The plaintiff in this action seeks to recover the sum of $437.50, United Stated currency, balance due on a
contract for the sawing of lumber for the lumber yard of Lo-Chim-Lim. the contract relating to the said work
was entered into by the said Lo-Chim-Lim, acting as in his own name with the plaintiff, and it appears that
the said Lo-Chim-Lim personally agreed to pay for the work himself. The plaintiff, however, has brought
this action against Lo-Chim-Lim and his codefendants jointly, alleging that, at the time the contract was
made, they were the joint proprietors and operators of the said lumber yard engaged in the purchase and
sale of lumber under the name and style of Lo-Chim-Lim. Apparently the plaintiff tries to show by the
words above italicized that the other defendants were the partners of Lo-Chim-Lim in the said lumber-yard
business.lawphil.net
The court below dismissed the action as to the defendants D. M. Carman and Fulgencio Tan-Tongco on the
ground that they were not the partners of Lo-Chim-Lim, and rendered judgment against the other
defendants for the amount claimed in the complaint with the costs of proceedings. Vicente Palanca and GoTauco only excepted to the said judgment, moved for a new trial, and have brought the case to this court
by bill of exceptions.
ISSUE:
What is the real legal nature of the participation which the appellants had in Lo-Chim-Lim's lumber yard,
and consequently their liability toward the plaintiff, in connection with the transaction which gave rise to
the present suit?

RULING:
The alleged partnership between Lo-Chim-Lim and the appellants was formed by verbal agreement only. At
least there is no evidence tending to show that the said agreement was reduced to writing, or that it was
ever recorded in a public instrument.
The partnership is considered to be partnership of cuentas en participacion. The partnership had no
corporate name. The partnership was engaged in business under the name and style of Lo-Chim-Lim only,
which according to the evidence was the name of one of the defendants. On the other hand, and this is
very important, it does not appear that there was any mutual agreement, between the parties, and if there
were any, it has not been shown what the agreement was. As far as the evidence shows it seems that the
business was conducted by Lo-Chim-Lim in his own name, although he gave to the appellants a share was
has been shown with certainty. The contracts made with the plaintiff were made by Lo-Chim-Lim
individually in his own name, and there is no evidence that the partnership over contracted in any other
form.
We see nothing, according to the evidence, but a simple business conducted by Lo-Chim-Lim exclusively,
in his own name, the names of other persons interested in the profits and losses of the business nowhere
appearing. A partnership constituted in such a manner, the existence of which was only known to those
who had an interest in the same, being no mutual agreements between the partners and without a
corporate name indicating to the public in some way that there were other people besides the one who
ostensibly managed and conducted the business, is exactly the accidental partnership of cuentas en
participacion defined in article 239 of the Code of Commerce.

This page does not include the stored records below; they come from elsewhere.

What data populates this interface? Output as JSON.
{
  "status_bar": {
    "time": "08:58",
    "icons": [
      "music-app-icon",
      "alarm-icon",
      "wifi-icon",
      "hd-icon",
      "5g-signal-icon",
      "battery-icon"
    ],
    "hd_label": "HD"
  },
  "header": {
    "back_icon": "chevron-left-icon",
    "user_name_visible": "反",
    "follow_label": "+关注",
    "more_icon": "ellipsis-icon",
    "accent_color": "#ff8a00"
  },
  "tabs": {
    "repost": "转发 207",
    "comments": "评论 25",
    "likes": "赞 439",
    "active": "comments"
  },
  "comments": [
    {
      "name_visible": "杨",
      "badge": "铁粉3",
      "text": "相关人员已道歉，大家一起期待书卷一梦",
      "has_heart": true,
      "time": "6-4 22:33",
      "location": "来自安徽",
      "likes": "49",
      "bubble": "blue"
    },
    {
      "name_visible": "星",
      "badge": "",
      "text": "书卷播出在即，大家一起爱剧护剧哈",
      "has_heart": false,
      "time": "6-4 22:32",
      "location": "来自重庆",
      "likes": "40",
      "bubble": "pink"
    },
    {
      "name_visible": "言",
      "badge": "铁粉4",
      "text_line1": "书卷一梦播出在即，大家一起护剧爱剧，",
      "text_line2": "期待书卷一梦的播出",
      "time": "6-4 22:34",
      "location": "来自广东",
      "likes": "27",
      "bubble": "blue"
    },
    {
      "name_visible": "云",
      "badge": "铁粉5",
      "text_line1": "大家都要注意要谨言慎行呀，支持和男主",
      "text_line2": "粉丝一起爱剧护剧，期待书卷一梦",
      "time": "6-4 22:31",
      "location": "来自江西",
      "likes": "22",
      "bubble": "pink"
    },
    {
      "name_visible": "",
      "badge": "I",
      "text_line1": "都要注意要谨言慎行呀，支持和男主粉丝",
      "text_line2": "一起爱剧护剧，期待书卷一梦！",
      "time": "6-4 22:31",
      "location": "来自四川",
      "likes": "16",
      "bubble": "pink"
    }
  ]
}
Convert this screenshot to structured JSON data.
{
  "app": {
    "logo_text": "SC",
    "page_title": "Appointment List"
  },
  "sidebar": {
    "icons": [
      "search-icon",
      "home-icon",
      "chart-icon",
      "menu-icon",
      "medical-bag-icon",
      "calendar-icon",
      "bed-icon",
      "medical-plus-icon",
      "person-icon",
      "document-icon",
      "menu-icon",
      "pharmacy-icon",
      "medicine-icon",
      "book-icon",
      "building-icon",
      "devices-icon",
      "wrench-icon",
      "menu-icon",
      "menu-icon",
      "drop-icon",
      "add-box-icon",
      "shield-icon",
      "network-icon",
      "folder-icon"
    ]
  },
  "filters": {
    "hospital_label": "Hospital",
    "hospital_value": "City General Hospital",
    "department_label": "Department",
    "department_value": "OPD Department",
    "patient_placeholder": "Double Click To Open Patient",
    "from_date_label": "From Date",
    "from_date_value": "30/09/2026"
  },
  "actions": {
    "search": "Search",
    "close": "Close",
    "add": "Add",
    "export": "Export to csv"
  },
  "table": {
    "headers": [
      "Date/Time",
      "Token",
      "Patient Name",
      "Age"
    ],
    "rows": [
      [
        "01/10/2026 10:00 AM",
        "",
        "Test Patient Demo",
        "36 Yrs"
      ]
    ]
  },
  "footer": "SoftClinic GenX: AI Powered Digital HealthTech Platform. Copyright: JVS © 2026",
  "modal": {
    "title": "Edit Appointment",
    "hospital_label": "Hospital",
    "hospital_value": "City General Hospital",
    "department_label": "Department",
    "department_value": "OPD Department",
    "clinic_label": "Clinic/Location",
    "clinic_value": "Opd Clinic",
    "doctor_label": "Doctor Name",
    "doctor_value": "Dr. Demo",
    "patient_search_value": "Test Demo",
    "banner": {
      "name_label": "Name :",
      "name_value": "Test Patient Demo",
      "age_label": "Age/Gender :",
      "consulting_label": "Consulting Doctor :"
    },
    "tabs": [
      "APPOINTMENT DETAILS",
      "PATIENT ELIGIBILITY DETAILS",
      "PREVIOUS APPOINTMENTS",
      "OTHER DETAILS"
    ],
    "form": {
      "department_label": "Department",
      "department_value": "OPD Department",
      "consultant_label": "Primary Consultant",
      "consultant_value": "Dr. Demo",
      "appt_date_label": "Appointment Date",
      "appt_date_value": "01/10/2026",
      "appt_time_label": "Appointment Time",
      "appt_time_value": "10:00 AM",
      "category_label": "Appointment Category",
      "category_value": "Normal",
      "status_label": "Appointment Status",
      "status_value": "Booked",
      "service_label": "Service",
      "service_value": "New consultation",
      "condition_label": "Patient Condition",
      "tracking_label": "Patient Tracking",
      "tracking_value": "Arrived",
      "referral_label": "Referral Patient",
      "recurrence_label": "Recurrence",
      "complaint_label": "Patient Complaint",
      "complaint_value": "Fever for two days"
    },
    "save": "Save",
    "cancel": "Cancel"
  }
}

Those who contract with the person under whose name the business of such partnership of cuentas en
participacionis conducted, shall have only a right of action against such person and not against the other
persons interested, and the latter, on the other hand, shall have no right of action against the third person
who contracted with the manager unless such manager formally transfers his right to them. (Art 242 of the
code Of Commerce.) It follows, therefore that the plaintiff has no right to demand from the appellants the
payment of the amount claimed in the complaint, as Lo-Chim-Lim was the only one who contracted with
him. the action of the plaintiff lacks, therefore, a legal foundation and should be accordingly dismissed.